Data curation makes data useful, enabling success not only in finding and analysing data, but in doing so with the right purpose and goal in mind. Curators gather data from multiple sources within – and external to – a business, integrating it into repositories that, collectively, offer more value than each piece of data on its own. The process includes discovery, authentication, archiving, preservation retrieval, and representation.
Why do we need it?
Integral to managing the data lifecycle in IT, data curation enables organisations to find, understand and – most importantly – trust their data. The inability to do so leads to the inability to use data to properly and accurately answer the questions that need to be answered, through analytics of the data. Essentially data analytics will be unsuccessful without data curation.
Beyond data analytics, other digital functions also benefit from proper data curation. Machine learning becomes more effective when proper curation directs algorithmic behaviour to establish suitable learning patterns. Raw data and data lakes can be better managed and accessed.

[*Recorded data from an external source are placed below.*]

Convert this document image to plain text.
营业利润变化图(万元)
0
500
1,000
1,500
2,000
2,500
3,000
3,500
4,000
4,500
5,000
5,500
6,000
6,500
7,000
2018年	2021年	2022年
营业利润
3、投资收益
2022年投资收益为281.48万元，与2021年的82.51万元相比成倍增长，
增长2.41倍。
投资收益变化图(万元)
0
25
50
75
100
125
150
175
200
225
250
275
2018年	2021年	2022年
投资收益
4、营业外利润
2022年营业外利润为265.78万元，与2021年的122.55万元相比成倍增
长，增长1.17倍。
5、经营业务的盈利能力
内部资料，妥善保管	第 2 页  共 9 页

Perhaps most importantly, data quality can be assured. Businesses that can trust their data are better able to trust the results that their data delivers. For example, if customer data is analysed with the goal of developing a new product tailored to market demands, but the data used is collected from the wrong source or the incorrect analysis parameters are used, the results will not paint an accurate picture.
Efficiencies created by curating data enable businesses to innovate faster than their competitors – when the right data is found and used quicker to answer the right questions, businesses can leverage a first-to-market advantage.
Businesses cannot properly govern, manage or use their data without data curation. It’s impossible to know what data a business has, where it came from, its validity, or how it can be used to answer business-critical requirements unless curation is carried out at every point of the data lifecycle.
Data curation is demanded by law
Legislations also demands data curation. Acts such as the Protection of Personal Information (PoPI) Act in South Africa and General Data Protection Regulation (GDPR) in the European Union are basically data curatorship bills which advocate how certain type of data should be used, managed and stored. While PoPI and GDPR fall under the umbrella of ‘governance’, they also define guidelines for the physical parameters of data curation, as required by their regulations.
What are the risks?
In a digital economy where every industry is being redefined by a “game changer”, and organisations are innovating faster than we’ve ever seen, businesses simply cannot afford static or poor-quality data. Data is arguably a business’s most valuable asset when it comes to ensuring ongoing sustainability and market leadership. Improper – or a complete lack of – data curation means that this indispensable asset will remain buried, burying the business along with it and at a far quicker rate than seems possible.